COLLEGE STATION – A new search and rescue project under construction at Disaster City? will incorporate lessons learned from Texas Task Force 1 deployments in 2013 to West, TX, and Moore, OK.

The project, which replaces the former “wooden rubble pile,” will still provide search and rescue teams, as well as canine teams, the opportunity to search a pile of broken wood sections, which has been a unique capability for canine training at Disaster City.

“Every prop has to tell a story,” says Jeff Saunders, TX-TF1 Operations Chief. “That’s the underlying method for designing it. Search and rescue personnel should be able to walk up to the site and know that something else was once there. One business that was missing from our ‘city’ was a professional building, such as a doctor’s or dentist’s office, which typically has smaller rooms.”

The new training prop is a collaborative effort between TX-TF1 and the TEEX Emergency Services Training Institute’s Rescue Training Program and Maintenance and Construction staff. It will have the outline of a building with 3- to 4-foot-high wall sections left standing. That gives rescue personnel the opportunity to search for survivors, which may be trapped in the corner of a room, Saunders said.

The prop will still serve as a “wooden rubble pile,” he said, but the destroyed building will be delineated by walls, and the rubble could be moved around or positioned for various training exercises.

Part of the new prop will include a two-story section of the building with its front walls missing. “The two-story section left standing in the new prop was added because of the search we did in West on an apartment building with no front walls and no access to stairs,” Saunders added. “This will be a good exercise for the dogs to determine if they can sniff out people above them as well as below them.”

Another feature of the new prop is an underground storm shelter with a door that is flush with the ground.
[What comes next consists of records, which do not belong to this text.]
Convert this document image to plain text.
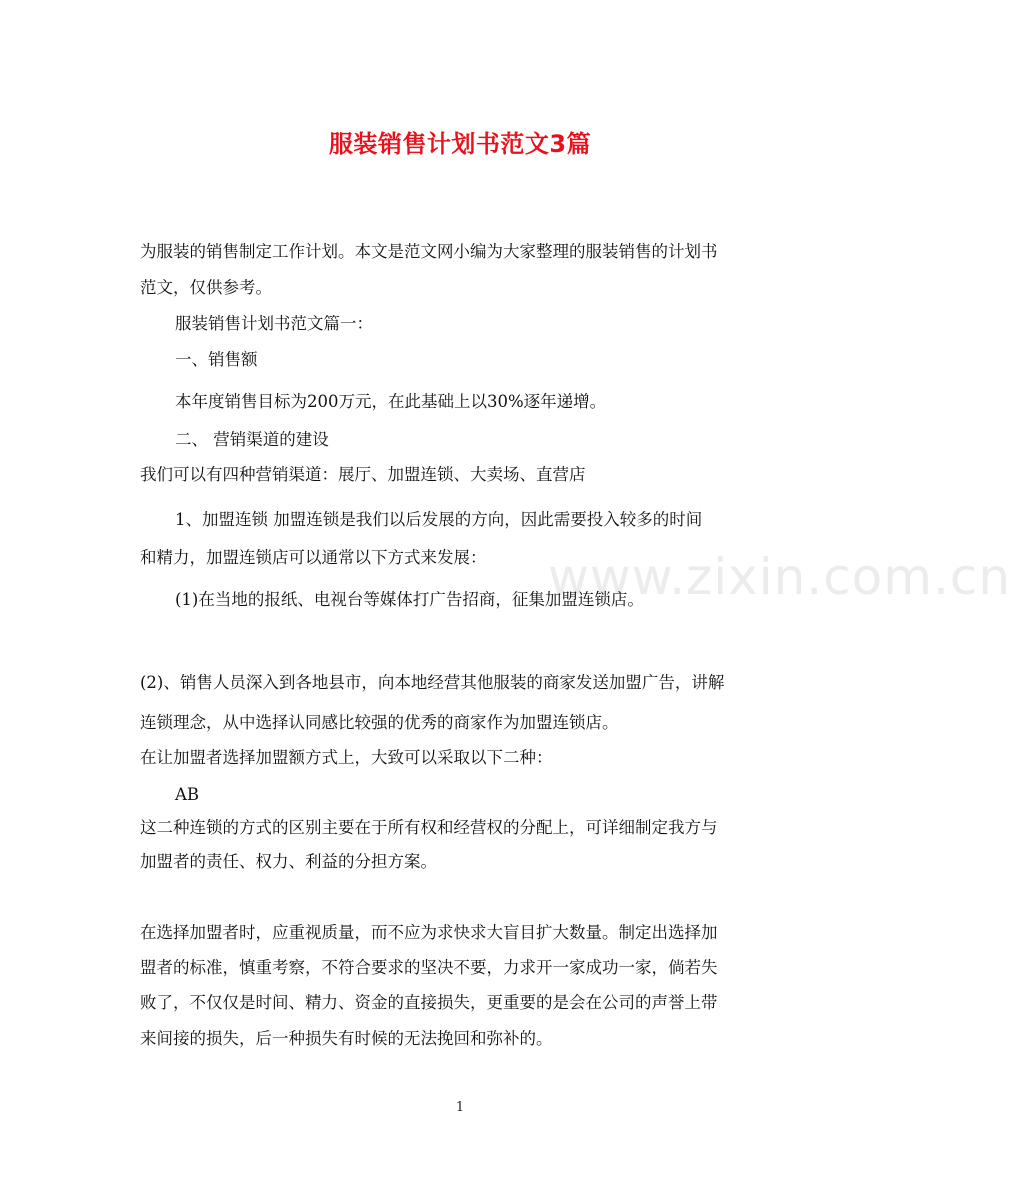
www.zixin.com.cn
服装销售计划书范文3篇
为服装的销售制定工作计划。本文是范文网小编为大家整理的服装销售的计划书
范文，仅供参考。
服装销售计划书范文篇一：
一、销售额
本年度销售目标为200万元，在此基础上以30%逐年递增。
二、 营销渠道的建设
我们可以有四种营销渠道：展厅、加盟连锁、大卖场、直营店
1、加盟连锁 加盟连锁是我们以后发展的方向，因此需要投入较多的时间
和精力，加盟连锁店可以通常以下方式来发展：
(1)在当地的报纸、电视台等媒体打广告招商，征集加盟连锁店。
(2)、销售人员深入到各地县市，向本地经营其他服装的商家发送加盟广告，讲解
连锁理念，从中选择认同感比较强的优秀的商家作为加盟连锁店。
在让加盟者选择加盟额方式上，大致可以采取以下二种：
AB
这二种连锁的方式的区别主要在于所有权和经营权的分配上，可详细制定我方与
加盟者的责任、权力、利益的分担方案。
在选择加盟者时，应重视质量，而不应为求快求大盲目扩大数量。制定出选择加
盟者的标准，慎重考察，不符合要求的坚决不要，力求开一家成功一家，倘若失
败了，不仅仅是时间、精力、资金的直接损失，更重要的是会在公司的声誉上带
来间接的损失，后一种损失有时候的无法挽回和弥补的。
1
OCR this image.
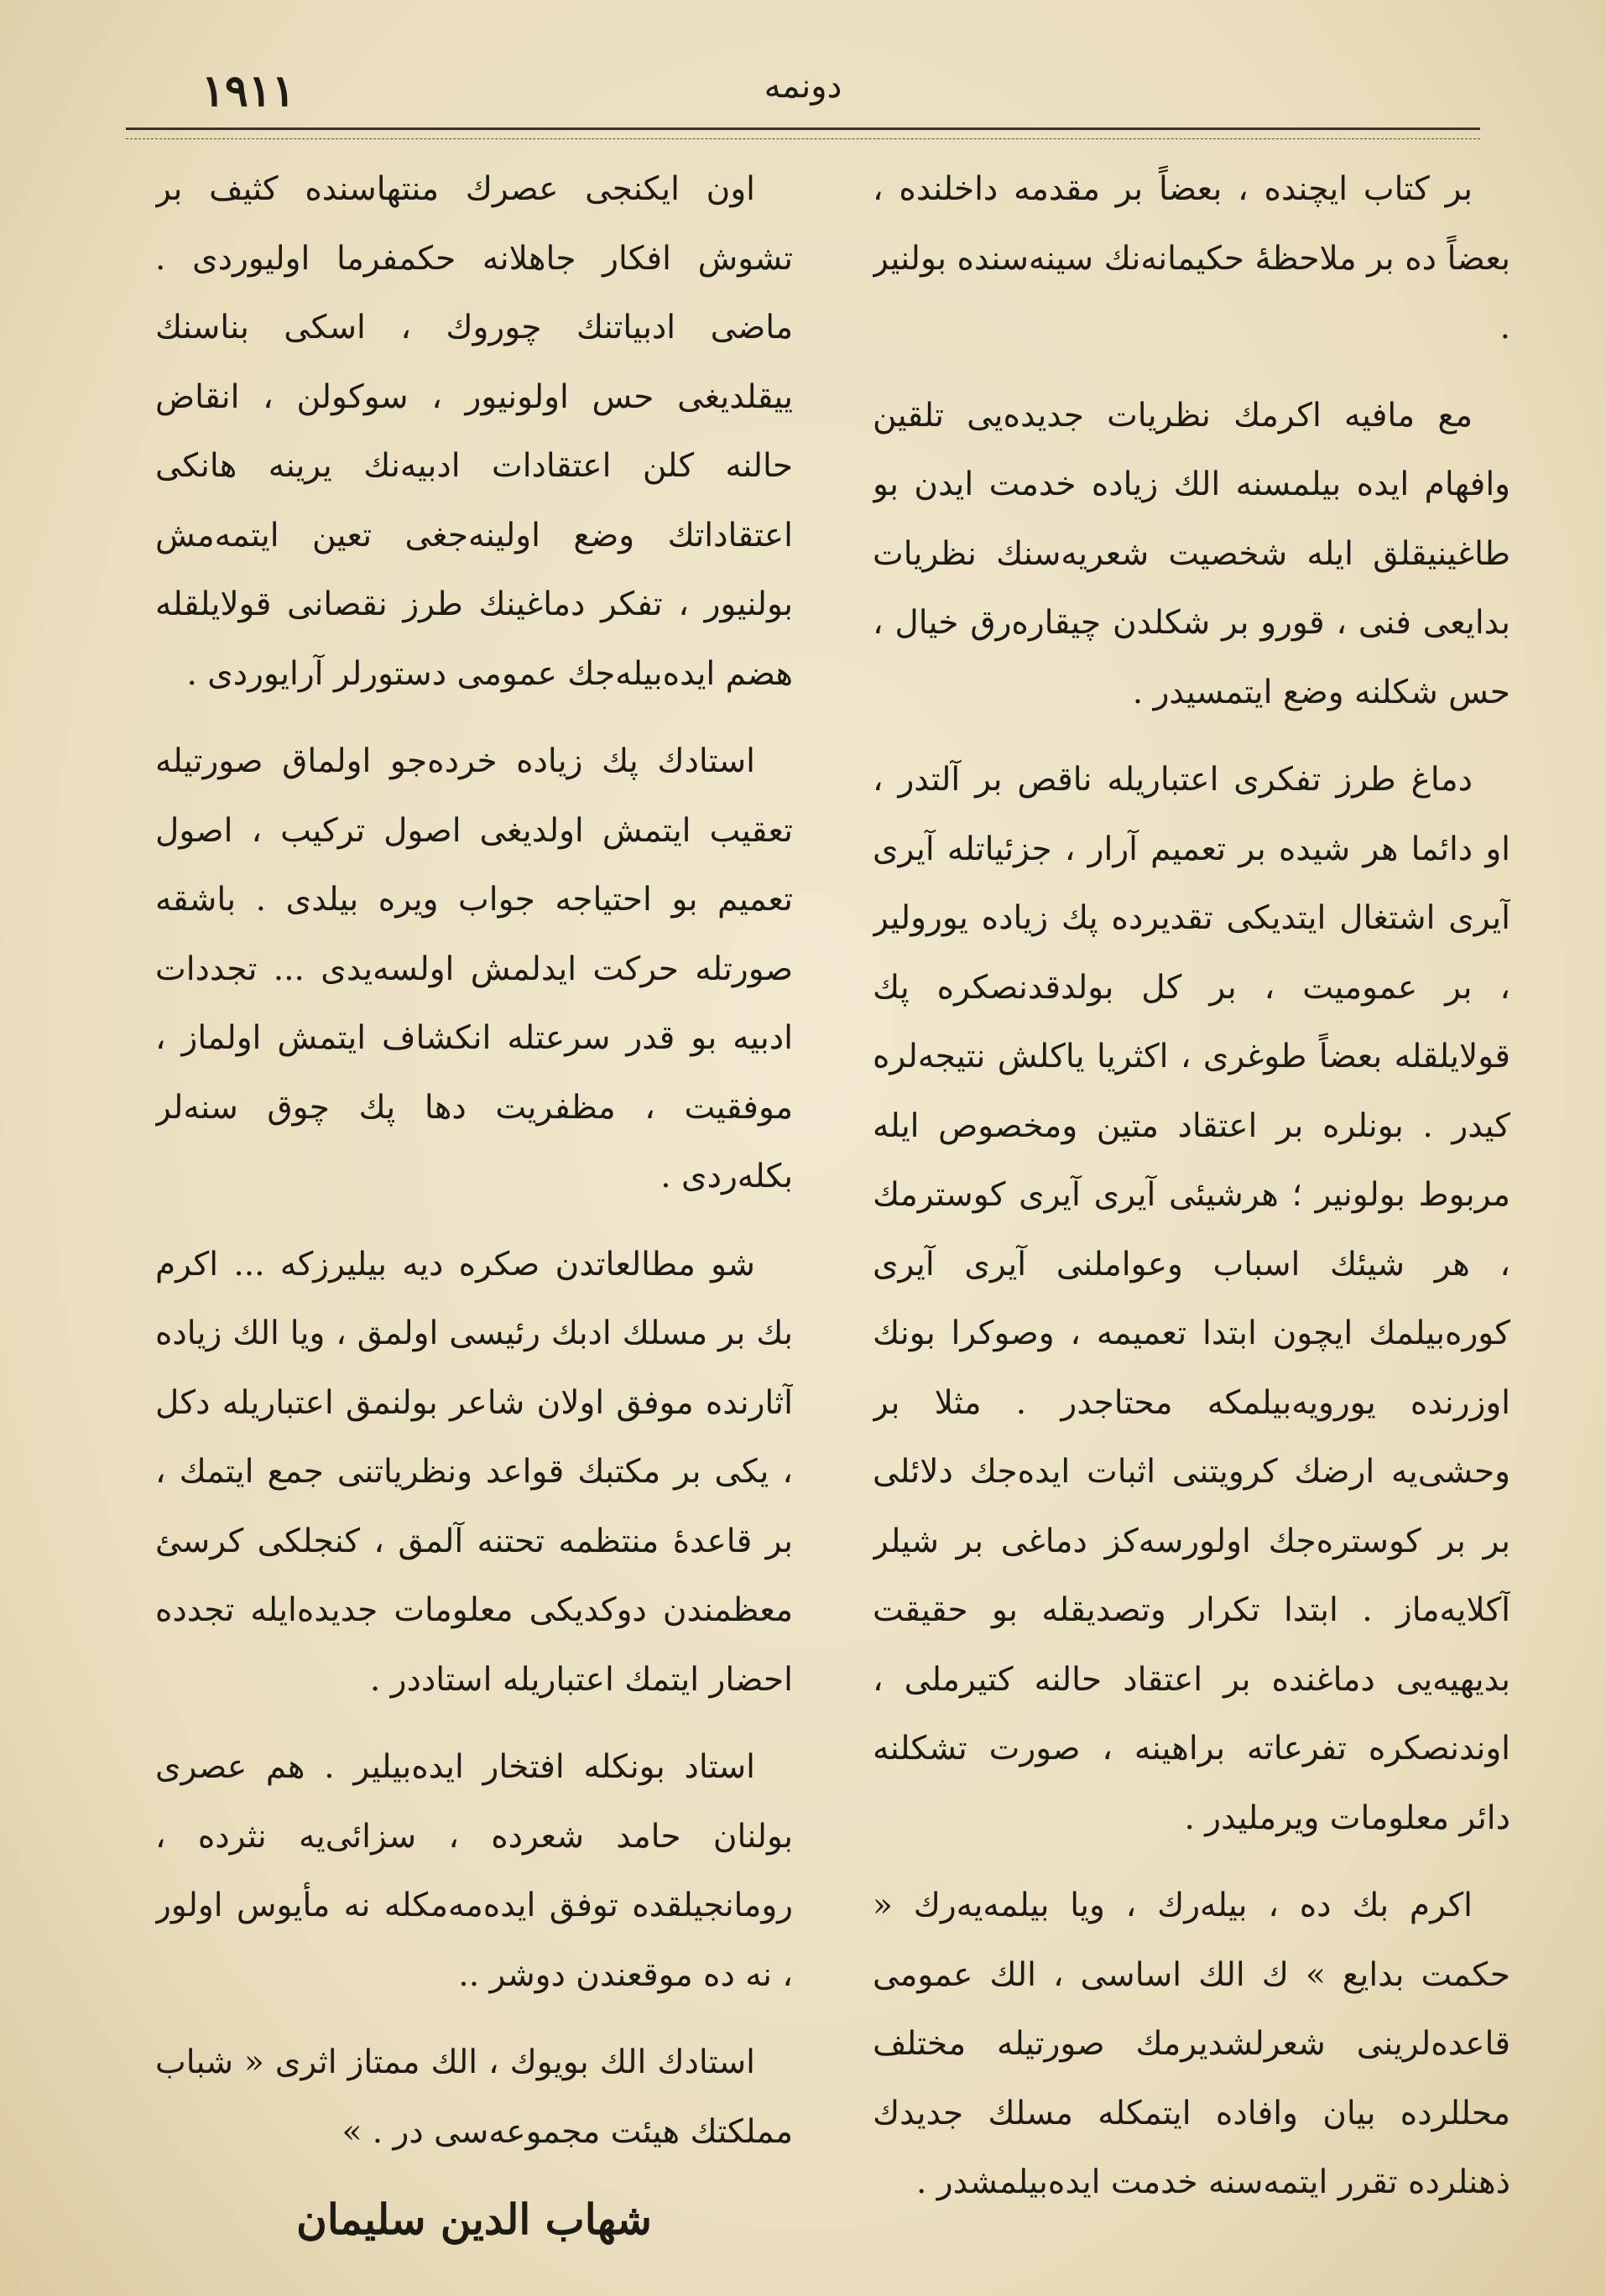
۱۹۱۱	دونمه

بر كتاب ايچنده ، بعضاً بر مقدمه داخلنده ، بعضاً ده بر ملاحظهٔ حكيمانه‌نك سينه‌سنده بولنير .

مع مافيه اكرمك نظريات جديده‌يى تلقين وافهام ايده بيلمسنه الك زياده خدمت ايدن بو طاغينيقلق ايله شخصيت شعريه‌سنك نظريات بدايعى فنى ، قورو بر شكلدن چيقاره‌رق خيال ، حس شكلنه وضع ايتمسيدر .

دماغ طرز تفكرى اعتباريله ناقص بر آلتدر ، او دائما هر شيده بر تعميم آرار ، جزئياتله آيرى آيرى اشتغال ايتديكى تقديرده پك زياده يورولير ، بر عموميت ، بر كل بولدقدنصكره پك قولايلقله بعضاً طوغرى ، اكثريا ياكلش نتيجه‌لره كيدر . بونلره بر اعتقاد متين ومخصوص ايله مربوط بولونير ؛ هرشيئى آيرى آيرى كوسترمك ، هر شيئك اسباب وعواملنى آيرى آيرى كوره‌بيلمك ايچون ابتدا تعميمه ، وصوكرا بونك اوزرنده يورويه‌بيلمكه محتاجدر . مثلا بر وحشى‌يه ارضك كرويتنى اثبات ايده‌جك دلائلى بر بر كوستره‌جك اولورسه‌كز دماغى بر شيلر آكلايه‌ماز . ابتدا تكرار وتصديقله بو حقيقت بديهيه‌يى دماغنده بر اعتقاد حالنه كتيرملى ، اوندنصكره تفرعاته براهينه ، صورت تشكلنه دائر معلومات ويرمليدر .

اكرم بك ده ، بيله‌رك ، ويا بيلمه‌يه‌رك « حكمت بدايع » ك الك اساسى ، الك عمومى قاعده‌لرينى شعرلشديرمك صورتيله مختلف محللرده بيان وافاده ايتمكله مسلك جديدك ذهنلرده تقرر ايتمه‌سنه خدمت ايده‌بيلمشدر .

اون ايكنجى عصرك منتهاسنده كثيف بر تشوش افكار جاهلانه حكمفرما اوليوردى . ماضى ادبياتنك چوروك ، اسكى بناسنك ييقلديغى حس اولونيور ، سوكولن ، انقاض حالنه كلن اعتقادات ادبيه‌نك يرينه هانكى اعتقاداتك وضع اولينه‌جغى تعين ايتمه‌مش بولنيور ، تفكر دماغينك طرز نقصانى قولايلقله هضم ايده‌بيله‌جك عمومى دستورلر آرايوردى .

استادك پك زياده خرده‌جو اولماق صورتيله تعقيب ايتمش اولديغى اصول تركيب ، اصول تعميم بو احتياجه جواب ويره بيلدى . باشقه صورتله حركت ايدلمش اولسه‌يدى ... تجددات ادبيه بو قدر سرعتله انكشاف ايتمش اولماز ، موفقيت ، مظفريت دها پك چوق سنه‌لر بكله‌ردى .

شو مطالعاتدن صكره ديه بيليرزكه ... اكرم بك بر مسلك ادبك رئيسى اولمق ، ويا الك زياده آثارنده موفق اولان شاعر بولنمق اعتباريله دكل ، يكى بر مكتبك قواعد ونظرياتنى جمع ايتمك ، بر قاعدهٔ منتظمه تحتنه آلمق ، كنجلكى كرسئ معظمندن دوكديكى معلومات جديده‌ايله تجدده احضار ايتمك اعتباريله استاددر .

استاد بونكله افتخار ايده‌بيلير . هم عصرى بولنان حامد شعرده ، سزائى‌يه نثرده ، رومانجيلقده توفق ايده‌مه‌مكله نه مأيوس اولور ، نه ده موقعندن دوشر ..

استادك الك بويوك ، الك ممتاز اثرى « شباب مملكتك هيئت مجموعه‌سى در . »

شهاب الدين سليمان
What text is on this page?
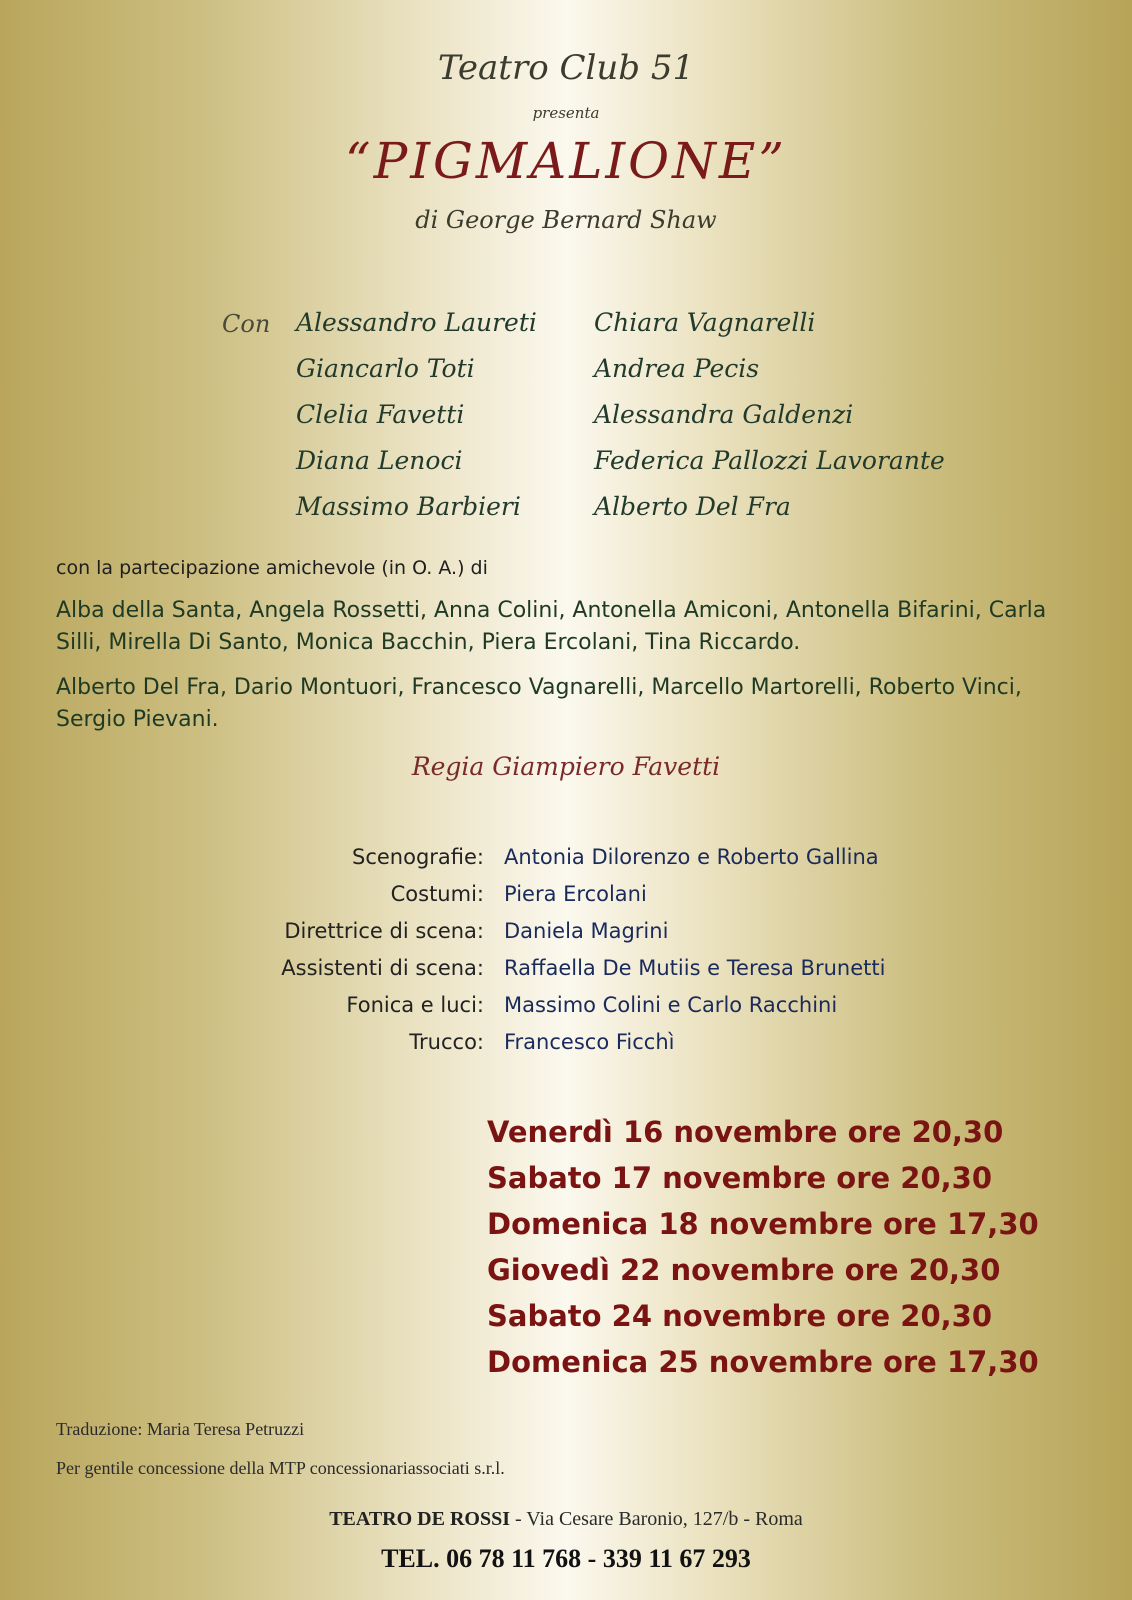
Teatro Club 51

presenta

“PIGMALIONE”

di George Bernard Shaw

Con Alessandro Laureti

Giancarlo Toti

Clelia Favetti

Diana Lenoci

Massimo Barbieri

Chiara Vagnarelli

Andrea Pecis

Alessandra Galdenzi

Federica Pallozzi Lavorante

Alberto Del Fra

con la partecipazione amichevole (in O. A.) di

Alba della Santa, Angela Rossetti, Anna Colini, Antonella Amiconi, Antonella Bifarini, Carla Silli, Mirella Di Santo, Monica Bacchin, Piera Ercolani, Tina Riccardo.

Alberto Del Fra, Dario Montuori, Francesco Vagnarelli, Marcello Martorelli, Roberto Vinci, Sergio Pievani.

Regia Giampiero Favetti

Scenografie: Antonia Dilorenzo e Roberto Gallina

Costumi: Piera Ercolani

Direttrice di scena: Daniela Magrini

Assistenti di scena: Raffaella De Mutiis e Teresa Brunetti

Fonica e luci: Massimo Colini e Carlo Racchini

Trucco: Francesco Ficchì

Venerdì 16 novembre ore 20,30

Sabato 17 novembre ore 20,30

Domenica 18 novembre ore 17,30

Giovedì 22 novembre ore 20,30

Sabato 24 novembre ore 20,30

Domenica 25 novembre ore 17,30

Traduzione: Maria Teresa Petruzzi

Per gentile concessione della MTP concessionariassociati s.r.l.

TEATRO DE ROSSI - Via Cesare Baronio, 127/b - Roma

TEL. 06 78 11 768 - 339 11 67 293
This was added after TX-TF1 was tasked with searching many storm shelters or “scary holes” in the aftermath of the Moore, OK, tornado, Saunders said.

The new prop is expected to be completed in time for the TX-TF1 operational readiness exercise in April at Disaster City.

About Disaster City?, College Station, Texas

Disaster City is 52 acres of simulated catastrophe, including rubble piles, collapsed buildings, train derailments and much more. It’s the largest and most comprehensive urban search and rescue training facility in the world and is part of the Emergency Preparedness Campus of the Texas A&M Engineering Extension Service (TEEX).